When work first began in these basins the primary objective was to define phases of occupation, based primarily on changes in artifact styles supplemented with C-14 assays of samples associated with these materials. Explanations of cultural, social, and political transformations noted in these sequences tended, at first, to favor such processes as local emulations of practices associated with large lowland Maya polities, some as close as the realms centered around the massive capitals of Copan in western Honduras and Quirigua, in northeastern Guatemala (both within 120 km of the studied valleys). This causal emphasis was strongly influenced by the designation of western Honduras as part of the Southeast Maya Periphery, an area thought to have been populated by relatively simply structured societies whose members were easily cowed and controlled by their more powerful lowland Maya neighbors.

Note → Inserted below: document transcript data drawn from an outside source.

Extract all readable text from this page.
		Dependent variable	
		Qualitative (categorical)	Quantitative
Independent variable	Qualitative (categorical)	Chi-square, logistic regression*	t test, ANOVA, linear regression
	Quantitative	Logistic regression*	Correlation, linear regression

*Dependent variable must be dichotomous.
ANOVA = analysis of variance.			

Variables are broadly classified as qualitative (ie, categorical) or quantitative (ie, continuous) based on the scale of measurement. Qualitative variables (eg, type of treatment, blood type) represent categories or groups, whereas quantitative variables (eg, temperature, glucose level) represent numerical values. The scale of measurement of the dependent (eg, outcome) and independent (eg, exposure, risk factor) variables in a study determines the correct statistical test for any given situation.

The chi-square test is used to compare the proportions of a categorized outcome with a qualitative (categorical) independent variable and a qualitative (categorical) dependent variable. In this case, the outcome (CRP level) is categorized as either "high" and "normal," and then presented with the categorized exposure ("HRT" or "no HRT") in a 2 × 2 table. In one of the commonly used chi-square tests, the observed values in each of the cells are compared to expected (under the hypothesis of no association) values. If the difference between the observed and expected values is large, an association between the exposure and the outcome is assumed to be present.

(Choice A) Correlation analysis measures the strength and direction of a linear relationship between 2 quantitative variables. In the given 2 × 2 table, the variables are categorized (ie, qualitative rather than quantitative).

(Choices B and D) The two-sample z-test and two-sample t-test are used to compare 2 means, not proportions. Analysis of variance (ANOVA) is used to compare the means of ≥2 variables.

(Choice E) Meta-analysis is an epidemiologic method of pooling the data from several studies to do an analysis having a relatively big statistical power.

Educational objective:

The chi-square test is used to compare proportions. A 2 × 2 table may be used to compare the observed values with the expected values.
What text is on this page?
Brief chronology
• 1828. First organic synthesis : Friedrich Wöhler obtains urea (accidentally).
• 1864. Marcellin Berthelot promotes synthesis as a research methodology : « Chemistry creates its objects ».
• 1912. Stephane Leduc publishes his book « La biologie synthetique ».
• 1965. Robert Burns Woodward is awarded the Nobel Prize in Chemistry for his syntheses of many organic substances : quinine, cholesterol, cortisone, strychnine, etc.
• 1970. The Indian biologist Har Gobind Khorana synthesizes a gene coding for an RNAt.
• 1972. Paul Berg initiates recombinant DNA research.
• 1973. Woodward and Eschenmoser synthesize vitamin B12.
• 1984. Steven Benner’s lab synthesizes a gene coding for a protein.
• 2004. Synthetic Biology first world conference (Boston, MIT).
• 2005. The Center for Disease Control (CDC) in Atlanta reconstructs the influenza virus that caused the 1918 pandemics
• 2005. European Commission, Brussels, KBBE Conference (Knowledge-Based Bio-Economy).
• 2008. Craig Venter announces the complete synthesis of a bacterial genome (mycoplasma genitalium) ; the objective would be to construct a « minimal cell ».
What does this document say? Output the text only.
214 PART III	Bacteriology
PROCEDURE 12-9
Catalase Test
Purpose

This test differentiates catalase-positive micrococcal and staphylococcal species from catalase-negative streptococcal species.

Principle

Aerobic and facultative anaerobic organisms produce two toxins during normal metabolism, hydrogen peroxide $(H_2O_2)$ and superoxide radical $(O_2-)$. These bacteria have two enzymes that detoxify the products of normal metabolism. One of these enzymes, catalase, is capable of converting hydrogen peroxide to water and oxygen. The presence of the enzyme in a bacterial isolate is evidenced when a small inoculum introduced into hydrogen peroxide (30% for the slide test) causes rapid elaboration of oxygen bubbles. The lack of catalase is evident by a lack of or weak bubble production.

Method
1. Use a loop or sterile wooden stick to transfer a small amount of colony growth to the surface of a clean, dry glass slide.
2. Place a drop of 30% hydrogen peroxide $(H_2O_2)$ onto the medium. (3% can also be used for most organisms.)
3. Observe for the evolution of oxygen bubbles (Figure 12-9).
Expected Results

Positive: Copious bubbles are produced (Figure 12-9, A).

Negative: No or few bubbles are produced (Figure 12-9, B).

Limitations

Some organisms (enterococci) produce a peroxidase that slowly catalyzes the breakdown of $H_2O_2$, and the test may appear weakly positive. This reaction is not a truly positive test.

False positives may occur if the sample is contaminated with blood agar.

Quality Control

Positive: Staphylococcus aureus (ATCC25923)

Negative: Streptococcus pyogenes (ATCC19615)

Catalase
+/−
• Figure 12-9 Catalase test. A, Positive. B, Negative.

In the course of reconstructing these local culture histories, a process that remains ongoing, it became obvious that the four valleys we studied were not pale reflections of lowland Maya cultural patterns and sociopolitical forms. Further, their histories, though related, diverged significantly from each other and those developments chronicled in the Maya lowlands. Gradually, research questions shifted, therefore, from those such as, “How and in what ways were these people influenced by lowland Maya initiatives at different points in time?”, to, “How did various factions within these societies craft senses of themselves in relation to those living at varying distances and employ these identities, along with a host of other tangible and conceptual resources, in contests for preeminence at local to regional scales?” Issues of power and political economy, in other words, have become increasingly salient over time. Interactions with representatives of the lowland Maya are not ignored in this process. Instead, the latter agents are among the varied individuals and groups with which the people we study were differentially engaged, from whom they drew inspiration and goods used in the exercise of power over others and the power to define and achieve their own objectives.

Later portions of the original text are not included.